Oscar Ryan

Writer

  • Born: June 27, 1904
  • Birthplace: Montreal, Quebec, Canada
  • Died: August 8, 1988

Biography

Oscar Ryan, the oldest of two children, was born on June 27, 1904, in Montreal, Quebec, Canada, to Adolph Weinstein and Sara Rein Weinstein, Jewish immigrants. His mother came from Russia and his father from Romania. The family struggled to survive and, when his father left the family in 1919, his mother went to work in a clothing factory and Ryan worked at odd jobs after school.

Ryan graduated at the top of his class and received a full scholarship for high school. He was never able to earn a university degree. He supported himself through odd jobs ranging from woodworking to copywriting. In the 1920’s, Ryan became a political activist. He spent a decade writing poetry and editing magazines dedicated to political reform and civil rights such as Young Worker and Canadian Labor Defender. In 1928, he gave a speech for the Young Communist League. His crusade for free speech and the right to belong to any political party culminated in 1931 in a harsh, fifteen-day jail sentence for obstructing traffic at a street corner during an election meeting.

In 1931, Ryan and a group of thirty-five writers, artists, and playwrights formed the Progressive Arts Club, dedicated to fostering performing arts among the working class, using the arts as a vehicle for social reform, and developing a distinctly Canadian voice in the arts.
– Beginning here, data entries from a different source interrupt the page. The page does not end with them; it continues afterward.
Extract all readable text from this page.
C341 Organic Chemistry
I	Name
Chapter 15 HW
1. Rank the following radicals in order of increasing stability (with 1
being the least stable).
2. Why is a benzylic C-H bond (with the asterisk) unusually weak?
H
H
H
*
The group produced a newsletter, Masses, that combined original works of fiction or poetry dealing with social and political change with instructions for forming local arts groups. The newsletter ran for twelve issues from 1932 until 1934. Ryan also wrote for the Worker and the Daily Clarion. At the latter, he began a column about theater news called “Footlight Footnotes.”

The Workers’ Theater performed plays written by the Progressive Arts Club. In 1933, Ryan’ s final year as a member of the editorial board of Masses, he wrote Unity, a one-act play urging workers to unite. The May Day performance staged in 1933 by the Workers’ Theater almost was cancelled when police arrested two of the actors. A few months later, Ryan wrote and performed in Eight Men Speak, an expose play inspired by the arrest of Canadian Communist Party members, known as the Kingston 8, and their leader Tim Buck. The play was instrumental in the release of the men in 1936. Ryan was an active member of the Canadian Defense League, and between 1932 and 1934 he wrote three pamphlets for the league, one centering on the Kingston 8.

Ryan was part of a reserve unit during World War II. He married actress Toby Gordon, a cofounder of the Workers’ Theater, in 1949, and the couple had a daughter, Sandy Ellen. From 1955 until 1981, Ryan wrote theater reviews for the Canadian Tribune using the pseudonym Martin Stone. He also traveled to the Soviet Union. He wrote a biography of Tim Buck that was published in 1975; five years later, his autobiographical novel, Soon to Be Born, was published. In 1982, Ryan witnessed a revival of his play Eight Men Speak. In 1983, he reprised his “Footlight Footnotes” column for the Canadian Tribune and from 1981 until his death on August 8, 1988, he published his theater reviews under his own name. Ryan’s legacy is Canadian social and cultural consciousness-raising.